A double gate opened into the courtyard below and a small patrol marched in through the sunny gap.
. . . Nor had the High Guard marched through the streets except for ceremonial parades, while these Guards seemed to thrive on it: making people move out of their relentless way. Why? It was so unnecessary. But, she knew, Dan-Tor did nothing unnecessarily.
An answer came to her even as she watched the arriving patrol.
The narrow twisting streets that surrounded the Palace were invariably crowded and hectic, and the frequent patrols by the Mathidrin often provoked outbursts from citizens angry at their arrogant attitude. Outbursts that were always put down with some degree of violence. The Mathidrin were beginning to spread fear before them. Again, why?
And Dan-Tor had appointed her their Honorary Commander-in-Chief! She wrinkled her face in distaste at the memory of this unwanted and unrefusable honour.

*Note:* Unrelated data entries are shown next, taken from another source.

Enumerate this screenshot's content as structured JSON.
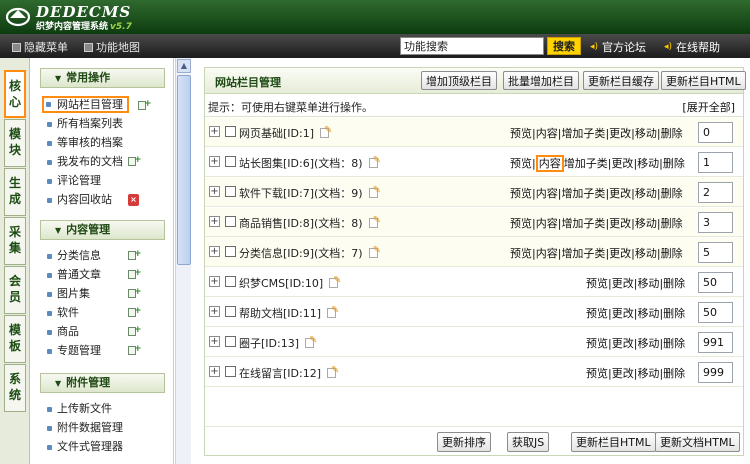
{
  "header": {
    "logo_text": "DEDECMS",
    "logo_sub": "织梦内容管理系统",
    "logo_version": "v5.7"
  },
  "toolbar": {
    "hide_menu": "隐藏菜单",
    "func_map": "功能地图",
    "search_value": "功能搜索",
    "search_button": "搜索",
    "forum": "官方论坛",
    "help": "在线帮助"
  },
  "left_tabs": [
    "核心",
    "模块",
    "生成",
    "采集",
    "会员",
    "模板",
    "系统"
  ],
  "sidebar": {
    "groups": [
      {
        "title": "常用操作",
        "items": [
          "网站栏目管理",
          "所有档案列表",
          "等审核的档案",
          "我发布的文档",
          "评论管理",
          "内容回收站"
        ]
      },
      {
        "title": "内容管理",
        "items": [
          "分类信息",
          "普通文章",
          "图片集",
          "软件",
          "商品",
          "专题管理"
        ]
      },
      {
        "title": "附件管理",
        "items": [
          "上传新文件",
          "附件数据管理",
          "文件式管理器"
        ]
      }
    ]
  },
  "main": {
    "title": "网站栏目管理",
    "buttons": [
      "增加顶级栏目",
      "批量增加栏目",
      "更新栏目缓存",
      "更新栏目HTML"
    ],
    "hint": "提示：可使用右键菜单进行操作。",
    "expand_all": "[展开全部]",
    "categories": [
      {
        "name": "网页基础[ID:1]",
        "ops": [
          "预览",
          "内容",
          "增加子类",
          "更改",
          "移动",
          "删除"
        ],
        "order": "0"
      },
      {
        "name": "站长图集[ID:6](文档：8)",
        "ops": [
          "预览",
          "内容",
          "增加子类",
          "更改",
          "移动",
          "删除"
        ],
        "order": "1"
      },
      {
        "name": "软件下载[ID:7](文档：9)",
        "ops": [
          "预览",
          "内容",
          "增加子类",
          "更改",
          "移动",
          "删除"
        ],
        "order": "2"
      },
      {
        "name": "商品销售[ID:8](文档：8)",
        "ops": [
          "预览",
          "内容",
          "增加子类",
          "更改",
          "移动",
          "删除"
        ],
        "order": "3"
      },
      {
        "name": "分类信息[ID:9](文档：7)",
        "ops": [
          "预览",
          "内容",
          "增加子类",
          "更改",
          "移动",
          "删除"
        ],
        "order": "5"
      },
      {
        "name": "织梦CMS[ID:10]",
        "ops": [
          "预览",
          "更改",
          "移动",
          "删除"
        ],
        "order": "50"
      },
      {
        "name": "帮助文档[ID:11]",
        "ops": [
          "预览",
          "更改",
          "移动",
          "删除"
        ],
        "order": "50"
      },
      {
        "name": "圈子[ID:13]",
        "ops": [
          "预览",
          "更改",
          "移动",
          "删除"
        ],
        "order": "991"
      },
      {
        "name": "在线留言[ID:12]",
        "ops": [
          "预览",
          "更改",
          "移动",
          "删除"
        ],
        "order": "999"
      }
    ],
    "footer_buttons": [
      "更新排序",
      "获取JS",
      "更新栏目HTML",
      "更新文档HTML"
    ]
  },
  "colors": {
    "header_green": "#0e3c10",
    "highlight_orange": "#ff8b10",
    "title_green": "#1f4a14"
  }
}
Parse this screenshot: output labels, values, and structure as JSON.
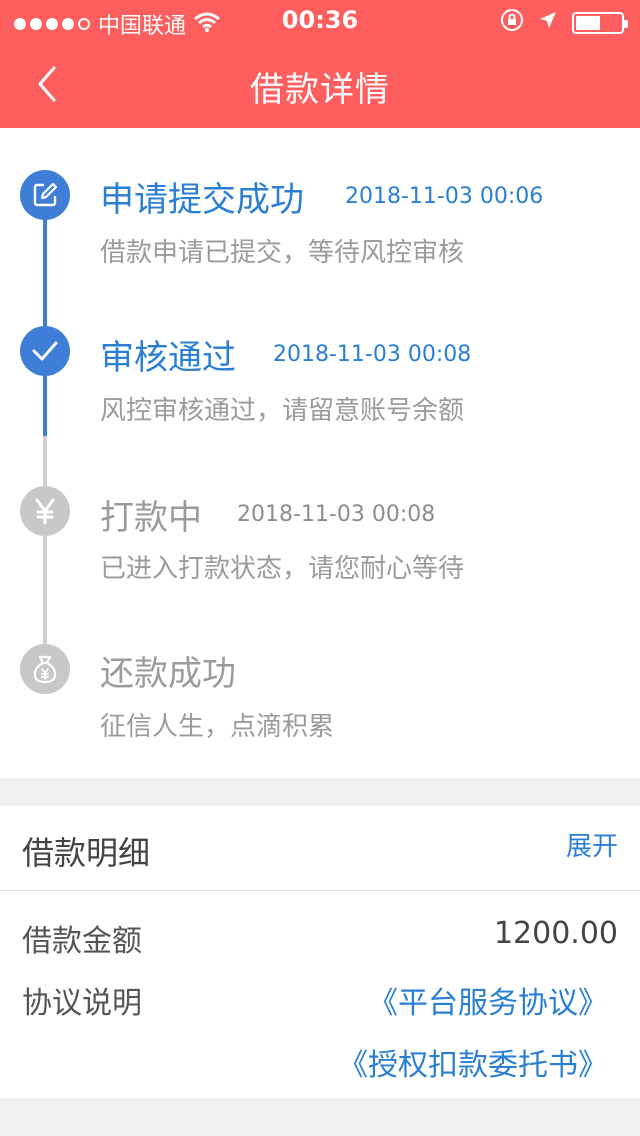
{
  "status_bar": {
    "carrier": "中国联通",
    "time": "00:36",
    "battery_level": 0.55
  },
  "nav": {
    "title": "借款详情",
    "back_icon": "chevron-left-icon"
  },
  "colors": {
    "header_bg": "#fe5e5e",
    "active_blue": "#3e7ed6",
    "link_blue": "#2a7fd4",
    "inactive_gray": "#c8c8c8"
  },
  "steps": [
    {
      "title": "申请提交成功",
      "time": "2018-11-03 00:06",
      "desc": "借款申请已提交，等待风控审核",
      "icon": "edit-icon",
      "active": true
    },
    {
      "title": "审核通过",
      "time": "2018-11-03 00:08",
      "desc": "风控审核通过，请留意账号余额",
      "icon": "check-icon",
      "active": true
    },
    {
      "title": "打款中",
      "time": "2018-11-03 00:08",
      "desc": "已进入打款状态，请您耐心等待",
      "icon": "yen-icon",
      "active": false
    },
    {
      "title": "还款成功",
      "time": "",
      "desc": "征信人生，点滴积累",
      "icon": "money-bag-icon",
      "active": false
    }
  ],
  "detail": {
    "title": "借款明细",
    "expand_label": "展开",
    "amount_label": "借款金额",
    "amount_value": "1200.00",
    "agreement_label": "协议说明",
    "agreements": [
      "《平台服务协议》",
      "《授权扣款委托书》"
    ]
  }
}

The leader of the patrol below swung down from his horse. I’ve seen pigs ride better, Sylvriss thought, then she leaned forward and cast an expert eye over the animal. It was good enough. Certainly good enough for the graceless oaf who had been riding it, but it was no Muster horse; few could match the Muster horses for stamina, strength, speed or intelligence. The thought gave her a twinge of homesickness.